Wasserstein distributional adversarial training for deep neural networks
This work addresses adversarial robustness for deep neural networks, representing an incremental extension of existing adversarial training methods to distributional threats.
The paper tackles the problem of adversarial attacks on deep neural networks by extending TRADES adversarial training to handle distributional attacks using Wasserstein distributionally robust optimization. Experimental results show the method enhances Wasserstein distributional robustness while maintaining pointwise robustness, with improvements even on models pre-trained with 20-100M synthetic images using only 50k training images.
Design of adversarial attacks for deep neural networks, as well as methods of adversarial training against them, are subject of intense research.

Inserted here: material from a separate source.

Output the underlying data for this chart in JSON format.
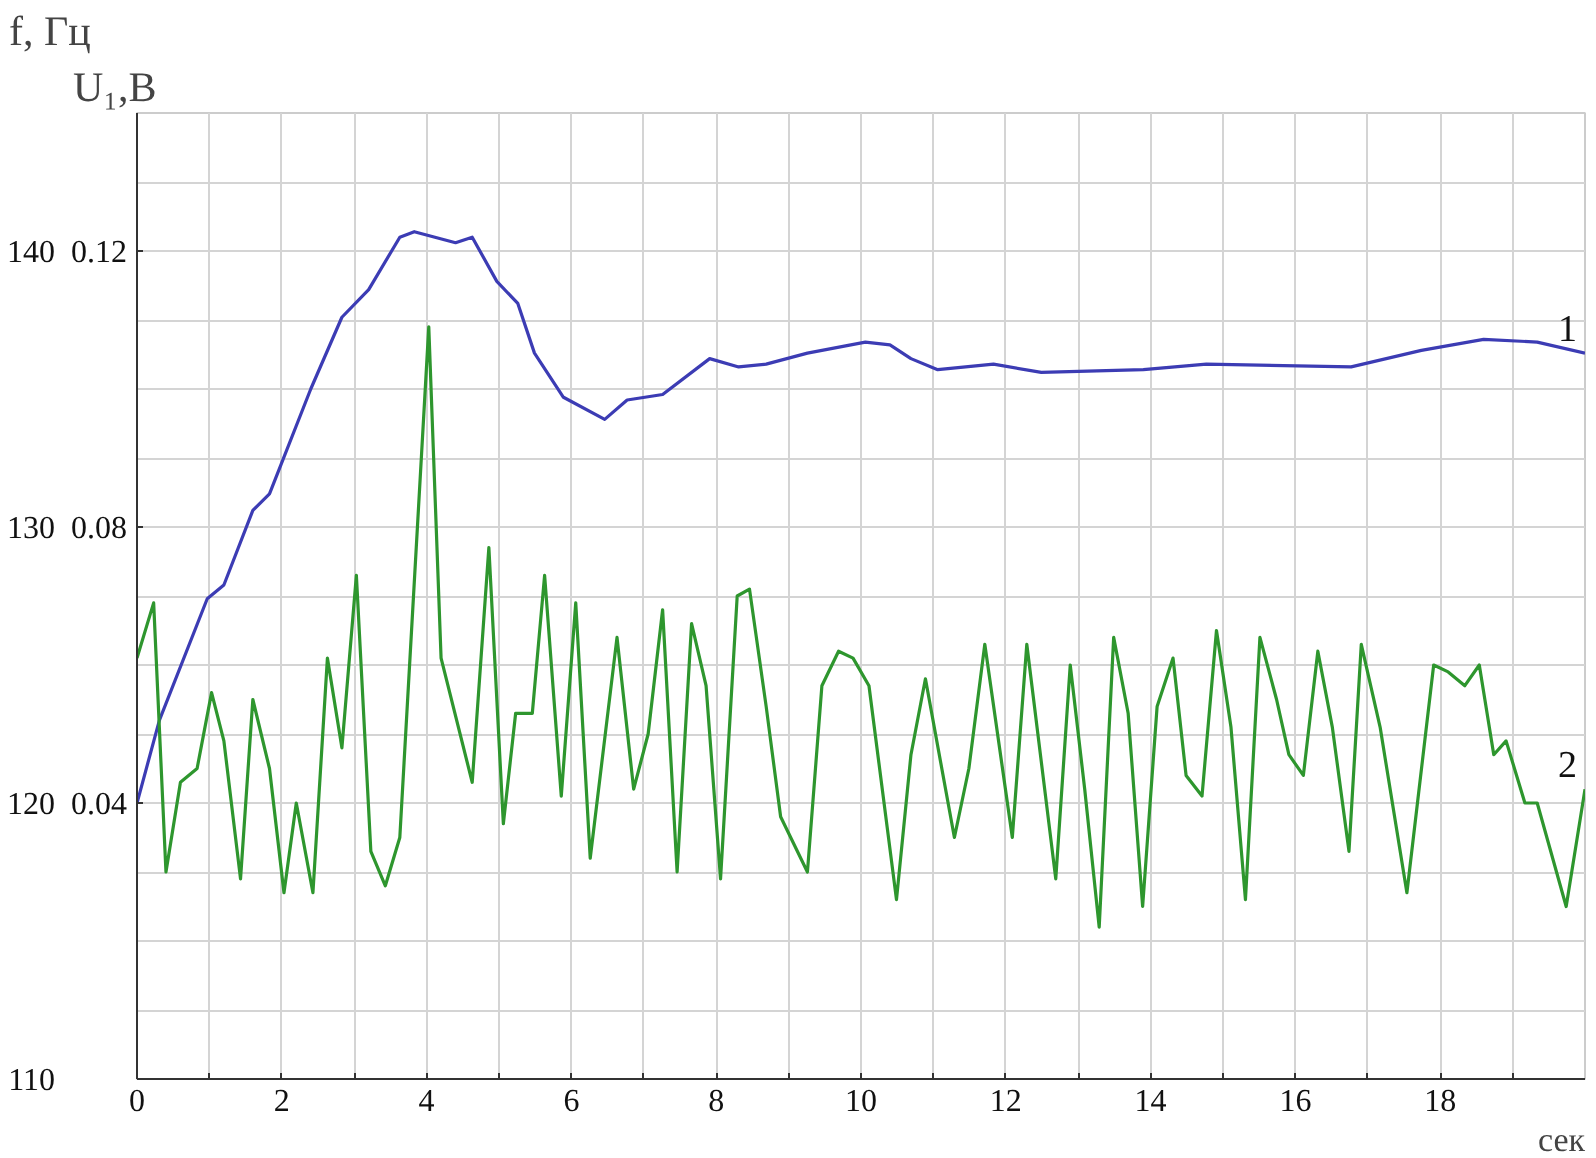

In this paper, we propose methods to train against distributional attack threats, extending the TRADES method used for pointwise attacks. Our approach leverages recent contributions and relies on sensitivity analysis for Wasserstein distributionally robust optimization problems. We introduce an efficient fine-tuning method which can be deployed on a previously trained model. We test our methods on a range of pre-trained models on RobustBench. These experimental results demonstrate the additional training enhances Wasserstein distributional robustness, while maintaining original levels of pointwise robustness, even for already very successful networks. The improvements are less marked for models pre-trained using huge synthetic datasets of 20-100M images. However, remarkably, sometimes our methods are still able to improve their performance even when trained using only the original training dataset (50k images).